Malgré tout, les opposants obtiennent quelques victoires, comme à La Clusaz
Au cours de l’automne 2022, à l’issue d’une lutte fortement mobilisatrice (manifestations regroupant des milliers de personnes, implantation d’une ZAD…) et d’une plainte déposée par plusieurs associations environnementales, le juge des référés, dans son ordonnance, a estimé que le projet de retenue collinaire (148 000 m3) dans la station de La Clusaz ne répondait pas à une « raison impérative d’intérêt public majeur. L’intérêt public qui découle de la réalisation d’une retenue collinaire essentiellement destinée à assurer l’enneigement artificiel de la station est insuffisant à remettre en cause l’urgence qui tient à la préservation du milieu naturel et des espèces ». Le tribunal administratif de Grenoble a donc suspendu l’exécution de l’arrêté du préfet qui donnait le feu vert à la réalisation de cette retenue. Presque dans la foulée, le maire de La Clusaz (Haute-Savoie) annonçait mardi 5 septembre 2023 dans un entretien au Dauphiné Libéré un « moratoire » sur la construction controversée de cette retenue collinaire pour des raisons de sécurité juridique. Ainsi, ce projet fou est stoppé pour le moment. Car le maire ne désespère pas, malgré tout, arriver un jour à son but. Il n’empêche que cette victoire, même partielle, démontre que la lutte peut aussi obtenir gain de cause.
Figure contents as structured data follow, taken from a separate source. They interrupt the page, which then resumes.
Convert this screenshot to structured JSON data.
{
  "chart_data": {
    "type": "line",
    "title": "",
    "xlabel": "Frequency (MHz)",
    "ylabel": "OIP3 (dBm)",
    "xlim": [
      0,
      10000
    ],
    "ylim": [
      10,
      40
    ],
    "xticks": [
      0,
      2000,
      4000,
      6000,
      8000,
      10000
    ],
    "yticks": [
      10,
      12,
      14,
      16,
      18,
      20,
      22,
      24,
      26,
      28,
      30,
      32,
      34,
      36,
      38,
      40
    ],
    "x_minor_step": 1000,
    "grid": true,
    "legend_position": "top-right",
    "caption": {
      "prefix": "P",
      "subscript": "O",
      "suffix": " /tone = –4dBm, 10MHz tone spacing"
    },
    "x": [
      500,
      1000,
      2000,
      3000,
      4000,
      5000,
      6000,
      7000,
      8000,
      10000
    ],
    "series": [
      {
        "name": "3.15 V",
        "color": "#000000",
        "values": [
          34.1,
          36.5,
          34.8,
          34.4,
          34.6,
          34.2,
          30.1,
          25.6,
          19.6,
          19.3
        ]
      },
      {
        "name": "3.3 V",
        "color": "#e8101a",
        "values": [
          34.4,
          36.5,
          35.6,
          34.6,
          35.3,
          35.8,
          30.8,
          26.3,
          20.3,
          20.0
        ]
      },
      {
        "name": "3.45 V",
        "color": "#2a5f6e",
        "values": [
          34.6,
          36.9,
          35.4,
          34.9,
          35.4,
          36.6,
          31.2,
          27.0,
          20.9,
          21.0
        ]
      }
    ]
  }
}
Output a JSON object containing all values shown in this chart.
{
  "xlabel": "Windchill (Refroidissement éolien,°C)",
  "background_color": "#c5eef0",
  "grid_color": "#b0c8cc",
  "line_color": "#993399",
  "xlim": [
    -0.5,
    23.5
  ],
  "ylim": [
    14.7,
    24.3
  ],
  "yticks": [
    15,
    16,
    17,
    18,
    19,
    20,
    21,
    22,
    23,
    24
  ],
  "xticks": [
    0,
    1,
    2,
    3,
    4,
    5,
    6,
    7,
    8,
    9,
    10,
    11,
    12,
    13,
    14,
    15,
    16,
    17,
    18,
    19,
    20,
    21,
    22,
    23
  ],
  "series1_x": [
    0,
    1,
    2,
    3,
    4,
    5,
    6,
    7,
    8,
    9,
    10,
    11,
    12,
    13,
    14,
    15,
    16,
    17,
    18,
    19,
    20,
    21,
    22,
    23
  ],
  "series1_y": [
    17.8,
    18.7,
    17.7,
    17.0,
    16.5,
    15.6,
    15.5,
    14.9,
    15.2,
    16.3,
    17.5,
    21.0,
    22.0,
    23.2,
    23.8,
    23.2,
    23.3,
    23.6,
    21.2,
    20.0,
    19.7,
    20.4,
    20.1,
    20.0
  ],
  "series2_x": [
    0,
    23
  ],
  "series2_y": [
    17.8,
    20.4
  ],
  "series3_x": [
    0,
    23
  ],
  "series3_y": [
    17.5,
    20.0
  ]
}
De quoi motiver toutes les luttes actuelles pour le vivant et l’eau !
(1) La déclaration finale du président de l’ANMSM, Jean-Luc Boch, est très claire avec une langue de bois fort appropriée : « Dans un contexte économique et sociétal complexe pour la montagne, cette Assemblée générale 2023, premier événement de la rentrée pour la montagne, a permis de rassembler élus et partenaires autour de grands sujets structurants pour nos stations. Dans cet esprit, j’ai souhaité que l’ANMSM porte une action collective regroupant l’ensemble des stations françaises autour de la candidature aux Jeux Olympiques et Paralympiques d’hiver 2030. Ainsi, tous les Maires de stations feront voter prochainement une motion de soutien faisant de cette candidature un projet collectif national. »
(2) Ces propos de David Lisnard ont été publiés dans le Dauphiné Libéré sous l’intitulé David Lisnard, président de l’Association des maires de France : « Supprimer la DREAL ! ». 21 septembre 2023.
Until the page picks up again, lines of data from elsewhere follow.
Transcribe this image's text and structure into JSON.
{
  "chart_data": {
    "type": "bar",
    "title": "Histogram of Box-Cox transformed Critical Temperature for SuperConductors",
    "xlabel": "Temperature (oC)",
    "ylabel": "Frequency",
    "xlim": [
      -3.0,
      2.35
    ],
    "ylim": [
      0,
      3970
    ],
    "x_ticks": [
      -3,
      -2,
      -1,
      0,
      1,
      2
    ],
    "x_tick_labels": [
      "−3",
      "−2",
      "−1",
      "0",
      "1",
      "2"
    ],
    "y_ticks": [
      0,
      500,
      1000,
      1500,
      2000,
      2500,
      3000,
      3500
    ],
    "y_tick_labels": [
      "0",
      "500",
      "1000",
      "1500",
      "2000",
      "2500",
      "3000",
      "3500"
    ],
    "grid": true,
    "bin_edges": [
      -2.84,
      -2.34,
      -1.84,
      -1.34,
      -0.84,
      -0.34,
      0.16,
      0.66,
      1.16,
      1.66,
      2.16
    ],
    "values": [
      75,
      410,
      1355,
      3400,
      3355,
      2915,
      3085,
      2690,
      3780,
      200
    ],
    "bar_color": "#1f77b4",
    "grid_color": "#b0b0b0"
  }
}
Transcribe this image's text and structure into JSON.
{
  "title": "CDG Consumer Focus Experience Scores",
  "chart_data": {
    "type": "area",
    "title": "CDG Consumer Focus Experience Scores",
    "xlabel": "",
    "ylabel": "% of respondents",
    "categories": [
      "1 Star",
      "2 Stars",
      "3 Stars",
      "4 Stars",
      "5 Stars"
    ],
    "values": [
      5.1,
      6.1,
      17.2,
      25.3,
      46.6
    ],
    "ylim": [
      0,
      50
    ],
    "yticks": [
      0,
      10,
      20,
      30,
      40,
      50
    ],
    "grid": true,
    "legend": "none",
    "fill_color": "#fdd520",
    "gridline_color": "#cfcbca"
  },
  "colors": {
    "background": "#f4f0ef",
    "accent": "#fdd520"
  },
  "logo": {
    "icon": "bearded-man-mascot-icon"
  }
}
(3) Ces propos ont été retransmis par un média bancaire, Localtis, sous l’intitulé Jean-Luc Boch (ANMSM) : « Sauver la planète en arrêtant le ski, c’est de l’utopie ». 21 septembre 2023. Jean Damien Lesay.
Photo du haut : une retenue dans le Queyras pour produire de la neige artificielle. Lorsque le principe de création d’une neige artificielle est apparu, cela ne concernait au départ que les stations de moyenne altitude. pour servir de « complément » en cas de nécessité. Aujourd’hui, toutes les stations , y compris celles qui atteignent les plus hautes altitudes (jusqu’à 3000 mètres) en sont équipées. En 2016, la région Rhône-Alpes-Auvergne débloquait encore… 200 millions d’euros pour suréquiper les stations de canons à neige ! Une véritable industrie de la neige artificielle, ou « neige de culture », voire « neige d’élevage » selon le président de l’Association des maires de France, s’est installée au mépris des milieux naturels et de la ressource en eau.